No numeroso segmento de baixa renda, o desempenho da economia e o uso da caneta presidencial podem mexer nas curvas de intenção de voto. Ainda que os petistas enxerguem vínculo histórico com esse grupo, a experiência do auxílio emergencial mostrou que parte dos eleitores responde rapidamente a medidas que tenham efeito direto sobre seu bolso.
As discussões no governo sobre a ampliação de despesas, os benefícios prometidos pelo presidente a categorias como caminhoneiros e o enfraquecimento da agenda de cortes do ministro Paulo Guedes (Economia) indicam que Bolsonaro tem disposição para tomar decisões com potencial eleitoral considerável.
Além disso, auxiliares do presidente esperam que sinais de recuperação econômica e avanços na vacinação, embora extremamente lentos, possam se consolidar até 2022 e ajudar a reduzir a rejeição ao governo pela condução da resposta à pandemia.

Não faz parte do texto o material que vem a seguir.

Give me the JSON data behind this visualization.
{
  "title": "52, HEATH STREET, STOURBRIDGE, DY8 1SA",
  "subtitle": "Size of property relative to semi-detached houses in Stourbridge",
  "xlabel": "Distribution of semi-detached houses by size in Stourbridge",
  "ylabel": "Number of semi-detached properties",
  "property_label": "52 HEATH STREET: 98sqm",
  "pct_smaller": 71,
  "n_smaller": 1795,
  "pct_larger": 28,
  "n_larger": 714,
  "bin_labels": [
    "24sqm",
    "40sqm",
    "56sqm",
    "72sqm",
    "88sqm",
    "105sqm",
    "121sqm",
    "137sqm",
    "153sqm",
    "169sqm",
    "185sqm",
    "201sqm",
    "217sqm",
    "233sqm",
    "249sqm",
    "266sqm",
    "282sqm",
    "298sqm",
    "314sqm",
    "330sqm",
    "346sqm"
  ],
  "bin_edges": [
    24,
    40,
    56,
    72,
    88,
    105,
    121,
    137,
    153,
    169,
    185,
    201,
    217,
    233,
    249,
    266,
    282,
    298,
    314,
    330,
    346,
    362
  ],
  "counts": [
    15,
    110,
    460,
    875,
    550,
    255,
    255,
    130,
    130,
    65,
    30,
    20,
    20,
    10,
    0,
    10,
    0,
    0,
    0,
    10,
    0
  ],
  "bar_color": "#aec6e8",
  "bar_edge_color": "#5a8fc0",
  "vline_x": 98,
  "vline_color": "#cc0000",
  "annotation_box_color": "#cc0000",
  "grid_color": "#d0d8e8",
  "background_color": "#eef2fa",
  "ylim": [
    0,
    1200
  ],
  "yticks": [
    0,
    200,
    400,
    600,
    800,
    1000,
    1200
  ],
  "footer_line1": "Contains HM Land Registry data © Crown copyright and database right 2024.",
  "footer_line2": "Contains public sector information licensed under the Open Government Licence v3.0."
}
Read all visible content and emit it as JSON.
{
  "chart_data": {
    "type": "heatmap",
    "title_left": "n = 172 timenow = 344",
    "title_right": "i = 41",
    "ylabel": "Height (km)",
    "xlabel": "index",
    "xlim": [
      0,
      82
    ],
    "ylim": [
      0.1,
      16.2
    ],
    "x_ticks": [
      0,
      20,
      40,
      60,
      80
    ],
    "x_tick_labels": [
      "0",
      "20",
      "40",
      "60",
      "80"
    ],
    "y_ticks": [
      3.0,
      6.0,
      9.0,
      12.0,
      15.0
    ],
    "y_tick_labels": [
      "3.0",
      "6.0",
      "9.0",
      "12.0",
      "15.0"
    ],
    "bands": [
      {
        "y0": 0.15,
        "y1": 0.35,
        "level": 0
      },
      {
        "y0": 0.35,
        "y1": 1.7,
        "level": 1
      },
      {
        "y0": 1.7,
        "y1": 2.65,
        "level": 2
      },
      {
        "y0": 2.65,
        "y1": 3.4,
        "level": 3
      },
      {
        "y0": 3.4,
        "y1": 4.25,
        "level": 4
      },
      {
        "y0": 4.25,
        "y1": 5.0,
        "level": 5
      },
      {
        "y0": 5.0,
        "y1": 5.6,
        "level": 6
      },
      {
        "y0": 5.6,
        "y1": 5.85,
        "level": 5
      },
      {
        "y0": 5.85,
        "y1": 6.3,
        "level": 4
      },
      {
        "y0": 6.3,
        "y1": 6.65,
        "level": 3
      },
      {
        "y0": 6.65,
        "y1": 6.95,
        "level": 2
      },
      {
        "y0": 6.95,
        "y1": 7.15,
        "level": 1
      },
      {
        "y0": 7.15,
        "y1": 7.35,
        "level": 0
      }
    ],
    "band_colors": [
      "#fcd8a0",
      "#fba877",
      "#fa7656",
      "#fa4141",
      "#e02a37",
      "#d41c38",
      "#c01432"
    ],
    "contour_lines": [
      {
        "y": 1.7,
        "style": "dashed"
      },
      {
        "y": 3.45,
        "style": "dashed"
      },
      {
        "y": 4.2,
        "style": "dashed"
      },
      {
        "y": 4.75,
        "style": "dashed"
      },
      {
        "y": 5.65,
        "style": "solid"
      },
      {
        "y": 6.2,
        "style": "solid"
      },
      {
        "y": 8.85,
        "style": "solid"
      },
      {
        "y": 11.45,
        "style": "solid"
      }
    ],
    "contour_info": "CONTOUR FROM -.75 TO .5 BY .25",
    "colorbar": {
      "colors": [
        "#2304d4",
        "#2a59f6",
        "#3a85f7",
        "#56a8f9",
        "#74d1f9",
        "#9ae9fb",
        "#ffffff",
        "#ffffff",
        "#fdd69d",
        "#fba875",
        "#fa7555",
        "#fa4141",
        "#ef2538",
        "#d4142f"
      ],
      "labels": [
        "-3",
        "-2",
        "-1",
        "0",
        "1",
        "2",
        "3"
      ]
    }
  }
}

A esperança dos bolsonaristas é recuperar, assim, parte do eleitorado que esteve com o presidente em 2018 e que não votaria em Lula em 2022. O foco da campanha seria despertar de novo o antipetismo, especialmente em segmentos da classe média e em grupos mais ricos.
Para aliados do governo, se nenhum outro candidato se mostrar competitivo até os meses finais da campanha, parte desse eleitorado pode se aproximar de Bolsonaro por gravidade para derrotar o PT.